The chart below incorporates data that largely covers the lockdown period and thus continues to display historically low averages.
Industrial output and retail sales both plunged in April – by 19.1% and 10.5%, respectively on a month-on-month basis – bringing the average for the past three months to -42.7% and -28.8%. Furthermore, the latest labour market figures show a misleadingly decline in the unemployment rate of 6.3% in April. Indeed, this was due to a record contraction in the labour force (-757,975); employment also fell sharply (-274,080). The Italian statistics office (Istat) did not provide an explanation to this drop in the labour force but it acknowledges some difficulties in conducting the survey due to the sanitary measures. Job seekers may have been discouraged by lockdown measures and the impossibility to go to employment agencies, which temporarily led to this fall in the labour force. This trend should reverse in the coming months.
The more-timely surveys confirm that the economy has recovered very gradually since May, in line with the easing in business restrictions.
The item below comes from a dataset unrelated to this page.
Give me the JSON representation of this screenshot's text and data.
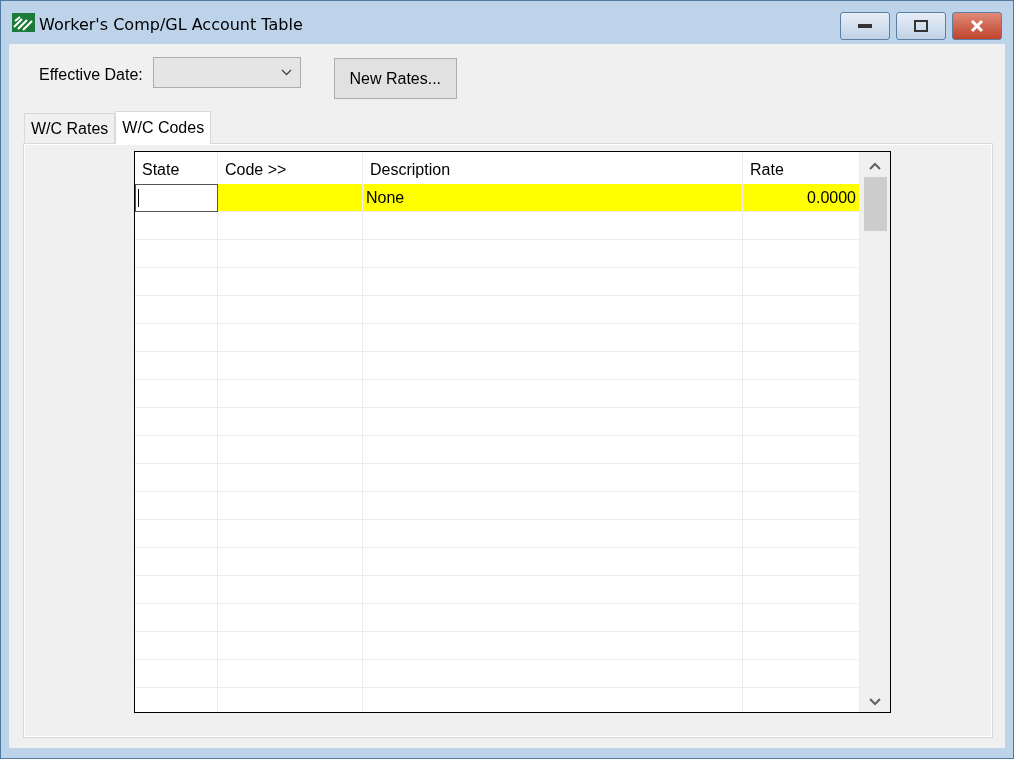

The composite purchasing managers index (PMI) improved from 10.9 in April to 33.9 in May, but remains deep in contraction territory. The services PMI rose only from 10.8 to 28.9. Economic activity should continue to recover as the pandemic regresses in both Italy and Europe. Italy has reopened its borders to European tourists since 3 June.
Nonetheless, the OECD in its latest Economic Outlook forecasts a 11.3% decline in Italian GDP in 2020, based on its most optimistic scenario (a single wave of the virus) and a 14% decline under a worst-case scenario (second wave of the virus). In each case, the 2021 rebound would be 7.7% and 5.3%, respectively.